I started to walk - holding the bag in my hand as if I had just left a convenience store. My arm burned with pain, but I didn't really care. Before I knew it I found myself by the Chicago River. The summer breeze carried the smell of the water across my face in a refreshing way. I sat down on a bench by the water and started to roll a joint. I hadn't smoked weed in ages. Hell it felt like years. Ever since I dated Malena, those sorts of things had become scarce.
I already had started using phrases like used to, and dated. All were past tense. As if everything we had together just disappeared.
I pulled a lighter from my pocket and lit the joint against my lips, breathing it in as wholly as I could. I coughed and wheezed, gasping as my throat burned as much as my arm did.

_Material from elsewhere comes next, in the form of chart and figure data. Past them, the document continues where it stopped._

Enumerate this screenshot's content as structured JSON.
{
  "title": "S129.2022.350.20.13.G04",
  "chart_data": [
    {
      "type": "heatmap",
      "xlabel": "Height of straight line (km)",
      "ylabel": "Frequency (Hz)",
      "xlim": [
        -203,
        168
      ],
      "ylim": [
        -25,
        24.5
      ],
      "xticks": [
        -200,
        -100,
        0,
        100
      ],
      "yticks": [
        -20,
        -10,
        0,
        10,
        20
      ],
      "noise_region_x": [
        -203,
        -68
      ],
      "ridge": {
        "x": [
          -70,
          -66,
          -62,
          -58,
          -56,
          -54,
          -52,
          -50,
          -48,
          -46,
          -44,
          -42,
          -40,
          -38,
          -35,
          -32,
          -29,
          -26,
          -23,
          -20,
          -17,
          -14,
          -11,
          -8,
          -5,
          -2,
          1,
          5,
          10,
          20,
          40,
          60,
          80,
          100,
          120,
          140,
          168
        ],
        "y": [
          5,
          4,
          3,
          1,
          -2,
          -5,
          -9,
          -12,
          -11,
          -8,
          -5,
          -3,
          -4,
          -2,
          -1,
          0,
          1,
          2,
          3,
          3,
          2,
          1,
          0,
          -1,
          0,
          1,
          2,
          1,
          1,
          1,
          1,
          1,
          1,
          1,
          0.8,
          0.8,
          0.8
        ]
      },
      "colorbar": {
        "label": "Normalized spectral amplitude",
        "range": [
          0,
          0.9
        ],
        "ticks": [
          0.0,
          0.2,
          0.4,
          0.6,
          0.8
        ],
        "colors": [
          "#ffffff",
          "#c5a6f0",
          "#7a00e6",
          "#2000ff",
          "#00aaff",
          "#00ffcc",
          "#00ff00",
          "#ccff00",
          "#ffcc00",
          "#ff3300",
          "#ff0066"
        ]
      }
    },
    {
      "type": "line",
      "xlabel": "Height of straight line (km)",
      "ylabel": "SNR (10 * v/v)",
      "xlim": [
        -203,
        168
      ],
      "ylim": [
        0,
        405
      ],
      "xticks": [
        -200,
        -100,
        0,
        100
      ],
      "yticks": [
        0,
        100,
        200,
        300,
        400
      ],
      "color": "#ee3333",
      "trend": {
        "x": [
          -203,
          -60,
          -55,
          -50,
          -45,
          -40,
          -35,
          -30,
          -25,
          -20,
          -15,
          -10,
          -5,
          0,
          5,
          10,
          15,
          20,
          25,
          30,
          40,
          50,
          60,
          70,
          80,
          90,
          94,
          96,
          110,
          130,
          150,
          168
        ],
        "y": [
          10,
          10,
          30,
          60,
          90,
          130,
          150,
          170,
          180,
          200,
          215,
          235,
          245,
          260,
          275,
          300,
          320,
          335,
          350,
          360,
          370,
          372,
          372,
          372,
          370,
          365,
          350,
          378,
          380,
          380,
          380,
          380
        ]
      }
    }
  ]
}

"You ok there?" I heard a voice question from over my shoulder. I turned around as Claire pulled a water bottle from her purse and handed it to me. "Here, this'll make you - Kyle?"
"I'm fine," I refused, looking away from the bottle. She took a seat next to me, looking towards the water as I smoked. It had been my first time seeing her apart from her sister Cassie. I waved my hand over, gesturing her to take the joint.
"I-I've never smoked before," she muttered nervously.
"Whatever," I replied, placing it back between my lips.
"What're you doing out so late anyway" she continued.
"I didn't feel like being inside."
Which was kind of the truth
The buzz started to hit me. My head lightened and the breeze from over the water intensified. I could feel myself losing it.
Claire still sat there, quietly letting her eyes dart back and forth from me to the water. I gestured again for her to take the joint. It was almost done, and she seemed as if she needed it more than I did.
She looked at it skeptically, eyeing me for reassurance.
"Just take it," I continued, giving the only words I could muster. She picked it gently from my hand as if it was delicate and soft. She placed it along her lips and harshly breathed in the first night of many.